Time problem

Donald Allen donaldcallen at gmail.com
Thu Apr 26 20:41:38 PDT 2012


I've installed Dragonfly 3.0.2 on an x86_64 box side-by-side with Arch
Linux. Arch is set up for UTC time, America/New_York timezone. When I
installed Dragonfly, I selected 'Yes' in response to the question "Is
this machine's CMOS clock set to UTC?". Nonetheless, when Dragonfly
came up, the time was 4 hours later than it should have been. After a
bunch of detective work, I found that the presence of the file
/etc/wall_cmos_clock indicates that the hardware clock is set to local
time and that it was present. I removed it and the time became correct
after a reboot.

I installed Dragonfly on another system, also x86_64, and this time
Dragonfly is the only system installed. I again answered 'Yes' to the
UTC question and again got the time displayed as 4 hours later than
correct.

I downloaded the sources and had a look at the installer.  This
procedure seems to ask the timezone question:
fn_set_timezone(struct i_fn_args *a)
{
	struct commands *cmds;
	char *s = NULL;
	char current_path[256], selection[256], temp[256];
	int found_file = 0;

	cmds = commands_new();

        switch (dfui_be_present_dialog(a->c, _("Local or UTC
(Greenwich Mean Time) clock"),
	    _("Yes|No"),
            _("Is this machine's CMOS clock set to UTC?\n\n"
	    "If it is set to local time, or you don't know, please choose NO
here!"))) {
		case 1:
			cmds = commands_new();
			command_add(cmds, "%s%s %s%setc/wall_cmos_clock",
			    a->os_root, cmd_name(a, "TOUCH"),
			    a->os_root, a->cfg_root);
			commands_execute(a, cmds);
	}

	snprintf(current_path, 256, "%s%susr/share/zoneinfo",
	    a->os_root, a->cfg_root);
etc. ......

The comment preceding dfui_be_present_dialog says:

/*
 * Create and present a generic `dialog box'-type form for the user
 * and return their response.  actions is a pipe-seperated list of
 * actions to be put on the form (e.g. "OK|Cancel".)  The return
 * value is the ordinal position of the action that was selected,
 * starting at 1 for the first action.  A return value of 0 indicates
 * that an error occurred.  A return value of -1 indicates that the
 * front end aborted the communications.
 */

Minor nit: it's "separated", not "seperated". That aside, this comment
tells me that the call to this function from fn_set_timezone will
return 1 for "Yes", 2 for "No". But fn_set_timezone is creating
(touching) /etc/wall_cmos_clock when 1 is returned. I think the sense
of the switch is wrong. In other words, it should be 'case 2:', not
'case 1:'.

Further searching turns up a bug report about this, Bug #2060. This
bug was entered a year ago. 3.0.2 was released last month and this
hasn't been fixed?
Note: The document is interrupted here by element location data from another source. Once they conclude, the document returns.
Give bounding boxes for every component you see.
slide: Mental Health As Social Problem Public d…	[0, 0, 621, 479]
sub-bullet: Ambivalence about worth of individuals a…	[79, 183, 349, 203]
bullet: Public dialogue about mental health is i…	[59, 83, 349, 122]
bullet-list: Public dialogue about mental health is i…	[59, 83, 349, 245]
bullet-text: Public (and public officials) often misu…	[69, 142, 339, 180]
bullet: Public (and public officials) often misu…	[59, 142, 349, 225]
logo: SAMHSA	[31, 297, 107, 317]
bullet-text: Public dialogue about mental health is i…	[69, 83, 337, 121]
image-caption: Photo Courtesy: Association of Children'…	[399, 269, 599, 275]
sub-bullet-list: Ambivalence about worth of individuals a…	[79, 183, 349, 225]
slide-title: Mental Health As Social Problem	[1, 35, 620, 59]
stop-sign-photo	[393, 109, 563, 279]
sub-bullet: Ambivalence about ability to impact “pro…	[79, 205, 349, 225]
It wasted a whole lot of my time and will confuse
hell out of anyone trying to use this system. While perhaps not a
critical bug, in the sense of data loss, it's a serious problem, and
having a bug like this remain unfixed for such a long time really
gives me second thoughts about using this system for anything serious.
It makes me wonder what else hasn't gotten fixed. I'm sorry to be so
blunt, but I'm trying to be constructive. A lot of work has obviously
gone into this system, and to shake peoples' confidence in it by not
attending to something this simple doesn't make sense to me.